I brake for crying.

Last time I wrote, I’d taken Jett to the vet. I took her today, too, to get her second Lyme vaccination and meet Dr. Andrew. (He adopted one of Cleo’s pups, so we are a favorite family.) He was pretty pleased with everything about her. You could feel all the instant, genuine love for our new dog, and that’s why I’ve never changed vets in all these years.

On the drive over, I feel a little down. I’m in a brand new car I can’t afford, I have a job interview tomorrow, and I am scheduled for a possible biopsy on Thursday. So much potential change in life, so much unknown, and a big extra expense. I’m sulking a bit, listing the things I have to do today and the amount of money it will cost—tag return ($4), duplicate title ($50), groceries ($70), vet $44).

A pickup truck is stopped at a light in front of me, and I notice a whole lot of white type on the back window. It reminds me of the sticker with the boy peeing; I see that on lots of trucks like this. So I assume it’s humor. The first line is kind of touching: “I’m looking for someone special.” The last line, I see, is a phone number, and I think: this is an odd way to find a wife!

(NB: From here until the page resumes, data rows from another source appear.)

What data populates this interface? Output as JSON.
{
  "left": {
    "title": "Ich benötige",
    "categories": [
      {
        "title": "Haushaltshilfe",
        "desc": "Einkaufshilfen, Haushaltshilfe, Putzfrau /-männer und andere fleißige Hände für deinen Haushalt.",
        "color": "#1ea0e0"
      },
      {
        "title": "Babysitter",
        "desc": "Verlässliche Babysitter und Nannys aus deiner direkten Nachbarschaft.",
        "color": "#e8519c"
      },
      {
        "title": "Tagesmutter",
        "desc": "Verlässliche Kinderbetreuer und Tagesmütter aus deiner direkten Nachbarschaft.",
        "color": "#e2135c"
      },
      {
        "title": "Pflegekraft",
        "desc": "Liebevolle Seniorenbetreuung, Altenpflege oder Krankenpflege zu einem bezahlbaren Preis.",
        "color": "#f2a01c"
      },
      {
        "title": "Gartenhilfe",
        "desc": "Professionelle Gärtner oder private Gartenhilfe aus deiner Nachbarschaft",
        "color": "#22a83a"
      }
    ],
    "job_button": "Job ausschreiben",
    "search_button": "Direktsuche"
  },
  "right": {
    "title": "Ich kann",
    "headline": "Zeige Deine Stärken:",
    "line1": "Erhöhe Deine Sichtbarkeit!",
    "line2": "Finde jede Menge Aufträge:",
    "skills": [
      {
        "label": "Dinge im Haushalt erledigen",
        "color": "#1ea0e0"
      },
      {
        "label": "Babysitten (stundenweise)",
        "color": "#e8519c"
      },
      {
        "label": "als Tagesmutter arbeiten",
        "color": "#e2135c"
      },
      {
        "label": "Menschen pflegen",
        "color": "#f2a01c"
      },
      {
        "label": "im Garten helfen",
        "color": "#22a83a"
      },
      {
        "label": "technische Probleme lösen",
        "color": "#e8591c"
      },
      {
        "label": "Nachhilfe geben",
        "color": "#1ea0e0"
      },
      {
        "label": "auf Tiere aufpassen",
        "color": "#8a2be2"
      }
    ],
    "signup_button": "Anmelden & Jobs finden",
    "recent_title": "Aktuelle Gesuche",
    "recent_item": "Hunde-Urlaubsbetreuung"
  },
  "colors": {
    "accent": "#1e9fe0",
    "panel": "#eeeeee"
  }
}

The light changes, and we move, and I find myself trying to read the funny sticker. It’s long—about seven lines—and I think I’m seeing words like “lonely” and “love” and “life.” In fact, I’m sure this person is asking for someone to “save his life.” Now it’s a preoccupation. I have to read that sticker. Finally, we stop again, and I see one of the lower lines, which says something like, “I know it’s a lot to ask, but it’s my husband.”

The driver wasn’t looking for love in all the strange places. She was looking for a kidney to save her husband’s life.

No matter how bad it sometimes is, it’s hardly ever that bad.